As much as the Bears valued Caldwell through this hiring process, making him the assistant head coach in charge of the offense would make sense too. Caldwell reportedly presented a detailed plan for Fields during his interview, and adding him to Eberflus’ staff would make good use of Caldwell’s experience and consultant Bill Polian’s connections.
Speaking of Polian, it spoke volumes that Poles met with the three head coaching finalists alone and without Polian, chairman George McCaskey or team president Ted Phillips in the room. This was clearly Poles’ call. After the last meeting, Poles left work Wednesday night to sleep on the decision to name one of the remaining candidates or expand the search.
By mid-morning Thursday, the Bears had their man.
It’s not implausible that Poles had Eberflus on his short list of potential head coaches for wherever he ended up becoming a general manager. Poles and Eberflus share an agent, Trace Armstrong – ironically, also former Bears coach Matt Nagy’s representative – so it stands to reason that they'd have a relationship and working knowledge of each other’s strengths.

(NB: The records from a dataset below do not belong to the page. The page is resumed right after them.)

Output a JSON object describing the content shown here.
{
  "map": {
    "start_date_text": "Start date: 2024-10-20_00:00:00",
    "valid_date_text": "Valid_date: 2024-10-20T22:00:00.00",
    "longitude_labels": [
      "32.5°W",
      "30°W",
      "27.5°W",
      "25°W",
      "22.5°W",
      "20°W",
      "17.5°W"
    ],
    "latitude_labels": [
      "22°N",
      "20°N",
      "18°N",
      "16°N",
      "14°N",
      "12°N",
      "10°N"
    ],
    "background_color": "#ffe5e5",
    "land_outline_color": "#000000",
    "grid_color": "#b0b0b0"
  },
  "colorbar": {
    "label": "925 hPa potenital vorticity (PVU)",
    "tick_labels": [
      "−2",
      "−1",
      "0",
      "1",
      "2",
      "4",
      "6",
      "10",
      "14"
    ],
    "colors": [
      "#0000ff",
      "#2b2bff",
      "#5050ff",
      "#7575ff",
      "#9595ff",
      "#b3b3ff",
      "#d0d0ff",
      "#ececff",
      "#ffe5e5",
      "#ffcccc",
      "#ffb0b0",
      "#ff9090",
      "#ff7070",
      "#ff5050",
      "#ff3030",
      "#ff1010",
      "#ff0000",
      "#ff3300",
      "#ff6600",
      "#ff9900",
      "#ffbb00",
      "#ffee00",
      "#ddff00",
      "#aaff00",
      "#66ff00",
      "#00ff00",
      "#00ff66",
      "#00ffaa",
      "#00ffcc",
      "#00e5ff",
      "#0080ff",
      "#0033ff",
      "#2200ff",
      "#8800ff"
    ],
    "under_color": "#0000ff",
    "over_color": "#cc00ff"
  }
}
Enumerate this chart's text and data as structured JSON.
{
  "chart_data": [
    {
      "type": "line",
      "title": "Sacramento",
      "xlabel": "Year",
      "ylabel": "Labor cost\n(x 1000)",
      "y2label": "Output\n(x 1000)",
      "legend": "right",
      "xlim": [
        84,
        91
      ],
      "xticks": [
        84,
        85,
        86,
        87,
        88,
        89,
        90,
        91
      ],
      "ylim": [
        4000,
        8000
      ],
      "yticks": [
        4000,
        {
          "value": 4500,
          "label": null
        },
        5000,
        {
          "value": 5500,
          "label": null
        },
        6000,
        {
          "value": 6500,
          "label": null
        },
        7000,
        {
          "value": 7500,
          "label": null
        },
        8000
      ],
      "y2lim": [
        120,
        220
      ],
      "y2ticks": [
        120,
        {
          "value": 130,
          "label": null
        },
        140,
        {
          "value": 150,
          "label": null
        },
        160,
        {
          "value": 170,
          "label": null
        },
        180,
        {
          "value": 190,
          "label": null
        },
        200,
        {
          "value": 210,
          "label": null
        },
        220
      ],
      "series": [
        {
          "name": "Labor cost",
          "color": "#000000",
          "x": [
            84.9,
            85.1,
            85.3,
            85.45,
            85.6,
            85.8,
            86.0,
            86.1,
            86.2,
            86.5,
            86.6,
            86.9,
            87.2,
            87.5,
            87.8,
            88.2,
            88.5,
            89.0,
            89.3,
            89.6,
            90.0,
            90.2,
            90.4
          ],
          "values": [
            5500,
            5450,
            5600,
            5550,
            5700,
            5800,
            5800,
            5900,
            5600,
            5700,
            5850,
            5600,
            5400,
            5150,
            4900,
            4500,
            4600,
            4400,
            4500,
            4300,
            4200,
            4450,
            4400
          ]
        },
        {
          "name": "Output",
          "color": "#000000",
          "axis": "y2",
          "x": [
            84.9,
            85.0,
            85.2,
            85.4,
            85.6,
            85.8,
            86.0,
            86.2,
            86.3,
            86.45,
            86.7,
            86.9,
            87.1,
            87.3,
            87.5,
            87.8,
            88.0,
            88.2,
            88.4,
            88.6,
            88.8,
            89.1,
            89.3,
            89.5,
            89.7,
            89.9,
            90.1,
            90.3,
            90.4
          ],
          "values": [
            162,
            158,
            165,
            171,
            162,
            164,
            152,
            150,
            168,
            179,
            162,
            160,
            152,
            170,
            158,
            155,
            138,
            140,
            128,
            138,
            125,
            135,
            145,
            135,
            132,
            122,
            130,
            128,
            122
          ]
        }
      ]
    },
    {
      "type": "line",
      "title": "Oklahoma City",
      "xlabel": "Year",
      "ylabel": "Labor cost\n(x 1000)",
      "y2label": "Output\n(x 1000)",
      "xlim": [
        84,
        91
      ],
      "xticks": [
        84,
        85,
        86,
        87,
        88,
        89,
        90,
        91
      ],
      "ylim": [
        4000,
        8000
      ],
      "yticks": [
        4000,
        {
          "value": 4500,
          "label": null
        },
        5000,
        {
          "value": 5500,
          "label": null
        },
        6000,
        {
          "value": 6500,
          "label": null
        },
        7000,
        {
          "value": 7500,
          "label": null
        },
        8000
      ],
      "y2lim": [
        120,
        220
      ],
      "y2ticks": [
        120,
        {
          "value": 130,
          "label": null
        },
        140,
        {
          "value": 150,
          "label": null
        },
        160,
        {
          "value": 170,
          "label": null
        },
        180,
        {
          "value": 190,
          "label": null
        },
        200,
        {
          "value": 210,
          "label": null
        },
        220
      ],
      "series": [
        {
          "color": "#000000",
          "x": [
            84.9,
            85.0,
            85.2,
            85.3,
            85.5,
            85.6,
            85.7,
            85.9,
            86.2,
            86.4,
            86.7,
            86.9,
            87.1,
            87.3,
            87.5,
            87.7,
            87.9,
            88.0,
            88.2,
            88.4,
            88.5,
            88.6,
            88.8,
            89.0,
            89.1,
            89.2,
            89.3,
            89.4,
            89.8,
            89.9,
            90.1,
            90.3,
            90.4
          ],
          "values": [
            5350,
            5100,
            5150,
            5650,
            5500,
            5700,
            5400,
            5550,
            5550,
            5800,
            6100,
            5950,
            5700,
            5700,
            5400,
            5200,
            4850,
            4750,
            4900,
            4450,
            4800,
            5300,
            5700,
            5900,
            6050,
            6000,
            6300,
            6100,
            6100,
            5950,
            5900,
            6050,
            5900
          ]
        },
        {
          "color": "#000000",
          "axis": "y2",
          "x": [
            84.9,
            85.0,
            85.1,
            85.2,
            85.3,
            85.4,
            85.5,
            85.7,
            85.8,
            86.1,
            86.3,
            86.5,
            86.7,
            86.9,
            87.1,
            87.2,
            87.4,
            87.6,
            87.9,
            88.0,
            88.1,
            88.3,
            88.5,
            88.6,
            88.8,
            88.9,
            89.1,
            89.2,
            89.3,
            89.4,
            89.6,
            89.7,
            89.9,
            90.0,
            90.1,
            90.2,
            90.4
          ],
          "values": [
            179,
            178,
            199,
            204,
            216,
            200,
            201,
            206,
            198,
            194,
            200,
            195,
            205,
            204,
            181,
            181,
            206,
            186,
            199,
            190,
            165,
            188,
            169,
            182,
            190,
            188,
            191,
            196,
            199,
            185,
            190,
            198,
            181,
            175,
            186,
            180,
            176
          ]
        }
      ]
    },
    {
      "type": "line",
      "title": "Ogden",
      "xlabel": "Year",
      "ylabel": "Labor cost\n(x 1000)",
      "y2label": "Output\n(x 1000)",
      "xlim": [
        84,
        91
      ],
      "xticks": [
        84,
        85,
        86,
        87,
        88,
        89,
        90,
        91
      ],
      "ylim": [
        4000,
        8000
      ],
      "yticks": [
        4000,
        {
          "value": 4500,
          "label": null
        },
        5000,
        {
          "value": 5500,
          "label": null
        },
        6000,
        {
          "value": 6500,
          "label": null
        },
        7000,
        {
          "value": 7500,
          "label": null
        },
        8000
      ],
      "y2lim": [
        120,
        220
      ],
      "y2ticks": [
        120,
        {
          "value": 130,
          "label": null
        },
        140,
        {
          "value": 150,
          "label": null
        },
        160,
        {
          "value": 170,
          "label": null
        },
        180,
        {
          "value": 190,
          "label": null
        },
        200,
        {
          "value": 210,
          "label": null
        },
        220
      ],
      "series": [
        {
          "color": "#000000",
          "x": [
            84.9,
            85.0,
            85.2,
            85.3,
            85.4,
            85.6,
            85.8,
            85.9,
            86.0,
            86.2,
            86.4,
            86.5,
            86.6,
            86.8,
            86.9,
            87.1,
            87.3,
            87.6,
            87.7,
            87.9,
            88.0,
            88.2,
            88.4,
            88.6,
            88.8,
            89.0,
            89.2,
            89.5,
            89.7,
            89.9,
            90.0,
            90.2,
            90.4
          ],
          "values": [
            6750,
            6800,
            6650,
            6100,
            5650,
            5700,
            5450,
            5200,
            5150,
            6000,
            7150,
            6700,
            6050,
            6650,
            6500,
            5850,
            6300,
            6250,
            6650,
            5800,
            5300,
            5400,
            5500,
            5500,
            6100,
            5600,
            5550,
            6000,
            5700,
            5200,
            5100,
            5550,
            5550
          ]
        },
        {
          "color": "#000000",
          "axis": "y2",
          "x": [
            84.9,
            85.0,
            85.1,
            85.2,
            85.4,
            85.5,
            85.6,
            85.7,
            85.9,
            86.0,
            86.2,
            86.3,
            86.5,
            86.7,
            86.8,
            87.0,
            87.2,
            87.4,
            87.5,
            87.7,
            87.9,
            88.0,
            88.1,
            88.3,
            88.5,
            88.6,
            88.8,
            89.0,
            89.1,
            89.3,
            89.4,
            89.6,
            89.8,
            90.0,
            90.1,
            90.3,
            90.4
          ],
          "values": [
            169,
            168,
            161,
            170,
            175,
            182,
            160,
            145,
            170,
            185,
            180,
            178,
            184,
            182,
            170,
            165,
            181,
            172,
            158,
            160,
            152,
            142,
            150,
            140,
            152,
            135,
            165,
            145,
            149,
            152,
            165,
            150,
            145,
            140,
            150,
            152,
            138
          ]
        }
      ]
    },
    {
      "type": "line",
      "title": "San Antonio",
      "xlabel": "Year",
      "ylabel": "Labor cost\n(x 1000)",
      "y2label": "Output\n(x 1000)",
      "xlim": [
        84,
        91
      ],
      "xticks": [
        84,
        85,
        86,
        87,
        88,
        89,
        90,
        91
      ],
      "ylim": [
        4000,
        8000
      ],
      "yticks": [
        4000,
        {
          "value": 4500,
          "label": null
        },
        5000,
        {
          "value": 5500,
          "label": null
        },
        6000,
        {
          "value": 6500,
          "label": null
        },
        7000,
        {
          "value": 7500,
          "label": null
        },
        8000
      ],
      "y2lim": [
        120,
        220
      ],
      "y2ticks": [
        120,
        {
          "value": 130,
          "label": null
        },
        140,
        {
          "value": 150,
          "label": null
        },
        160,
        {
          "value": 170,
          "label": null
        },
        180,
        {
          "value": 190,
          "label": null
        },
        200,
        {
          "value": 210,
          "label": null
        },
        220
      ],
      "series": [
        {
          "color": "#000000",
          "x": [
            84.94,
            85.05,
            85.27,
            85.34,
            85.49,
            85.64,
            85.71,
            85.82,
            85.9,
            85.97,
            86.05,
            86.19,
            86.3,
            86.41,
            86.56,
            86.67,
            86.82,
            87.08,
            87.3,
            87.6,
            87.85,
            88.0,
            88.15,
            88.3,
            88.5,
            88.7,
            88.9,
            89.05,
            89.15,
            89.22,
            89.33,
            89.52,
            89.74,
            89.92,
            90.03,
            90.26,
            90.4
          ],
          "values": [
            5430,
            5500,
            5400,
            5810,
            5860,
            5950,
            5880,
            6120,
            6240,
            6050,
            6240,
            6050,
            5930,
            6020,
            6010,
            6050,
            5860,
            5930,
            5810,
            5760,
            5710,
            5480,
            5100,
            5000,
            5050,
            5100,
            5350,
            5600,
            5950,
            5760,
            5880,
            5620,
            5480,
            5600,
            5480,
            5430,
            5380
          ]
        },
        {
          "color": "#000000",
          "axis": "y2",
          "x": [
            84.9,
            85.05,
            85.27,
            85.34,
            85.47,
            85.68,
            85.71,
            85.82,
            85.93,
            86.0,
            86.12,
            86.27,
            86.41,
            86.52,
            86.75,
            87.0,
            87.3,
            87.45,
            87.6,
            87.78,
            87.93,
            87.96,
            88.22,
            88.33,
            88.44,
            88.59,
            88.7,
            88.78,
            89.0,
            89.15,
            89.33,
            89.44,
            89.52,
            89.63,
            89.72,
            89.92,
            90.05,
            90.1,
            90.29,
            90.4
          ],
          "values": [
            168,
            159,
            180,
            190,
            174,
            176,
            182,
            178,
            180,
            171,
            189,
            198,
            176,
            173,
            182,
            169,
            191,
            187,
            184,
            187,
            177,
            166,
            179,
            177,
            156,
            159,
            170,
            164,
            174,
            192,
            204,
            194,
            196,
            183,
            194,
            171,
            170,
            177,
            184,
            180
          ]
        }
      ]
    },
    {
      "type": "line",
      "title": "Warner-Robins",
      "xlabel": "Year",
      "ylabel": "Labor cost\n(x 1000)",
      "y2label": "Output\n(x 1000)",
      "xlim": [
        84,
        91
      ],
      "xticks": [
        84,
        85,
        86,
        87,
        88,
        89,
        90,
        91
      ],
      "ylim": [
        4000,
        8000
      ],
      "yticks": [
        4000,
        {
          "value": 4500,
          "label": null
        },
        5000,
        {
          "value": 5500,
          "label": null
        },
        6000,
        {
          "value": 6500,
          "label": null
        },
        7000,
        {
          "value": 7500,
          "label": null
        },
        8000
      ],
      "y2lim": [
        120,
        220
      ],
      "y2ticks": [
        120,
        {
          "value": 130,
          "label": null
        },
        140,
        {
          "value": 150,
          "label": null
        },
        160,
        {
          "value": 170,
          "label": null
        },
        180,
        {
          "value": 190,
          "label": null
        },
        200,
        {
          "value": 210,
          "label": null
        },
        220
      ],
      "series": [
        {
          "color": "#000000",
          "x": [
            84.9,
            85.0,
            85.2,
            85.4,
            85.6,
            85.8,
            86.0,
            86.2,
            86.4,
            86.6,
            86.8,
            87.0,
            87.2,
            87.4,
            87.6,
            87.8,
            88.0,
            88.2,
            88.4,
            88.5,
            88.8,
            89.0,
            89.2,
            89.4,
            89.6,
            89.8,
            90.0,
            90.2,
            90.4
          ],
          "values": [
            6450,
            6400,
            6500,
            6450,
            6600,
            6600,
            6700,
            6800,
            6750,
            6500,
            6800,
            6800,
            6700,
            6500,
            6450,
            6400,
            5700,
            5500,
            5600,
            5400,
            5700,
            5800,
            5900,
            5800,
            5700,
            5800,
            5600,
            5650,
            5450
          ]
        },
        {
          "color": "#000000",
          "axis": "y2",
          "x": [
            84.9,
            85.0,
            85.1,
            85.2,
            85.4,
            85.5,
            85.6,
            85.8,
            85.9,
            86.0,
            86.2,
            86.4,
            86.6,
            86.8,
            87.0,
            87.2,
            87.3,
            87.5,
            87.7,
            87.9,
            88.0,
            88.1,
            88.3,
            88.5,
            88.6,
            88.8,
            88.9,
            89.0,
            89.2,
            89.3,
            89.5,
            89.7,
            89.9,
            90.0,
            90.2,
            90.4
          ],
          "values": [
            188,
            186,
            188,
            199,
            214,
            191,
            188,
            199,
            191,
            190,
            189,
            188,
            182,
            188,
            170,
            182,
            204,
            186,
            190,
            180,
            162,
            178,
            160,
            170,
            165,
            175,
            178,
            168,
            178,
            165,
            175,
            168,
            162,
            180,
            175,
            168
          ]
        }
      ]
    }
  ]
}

The Bears invested in potential over production by hiring Poles, who hired Eberflus. Now, both will grow together in a football city easily polluted by pessimism.
Sure, recent history says to expect that growth to eventually stagnate; the last three Bears head coaches and two general managers failed to win a playoff game. Indeed, this Poles-Eberflus combination might produce similar futility.
But the Bears had reached the point after seven years under general manager Ryan Pace and four seasons of Nagy where they no longer could embrace the status quo. Getting rid of the general manager and coach was a low bar, but the Bears, remarkably, cleared it.
Change for the sake of change made sense for the organization, so here we are, at the familiar intersection of hope and doubt.
Things indeed are much different now at 1920 Football Drive, even if the reaction seems much the same. I call that progress.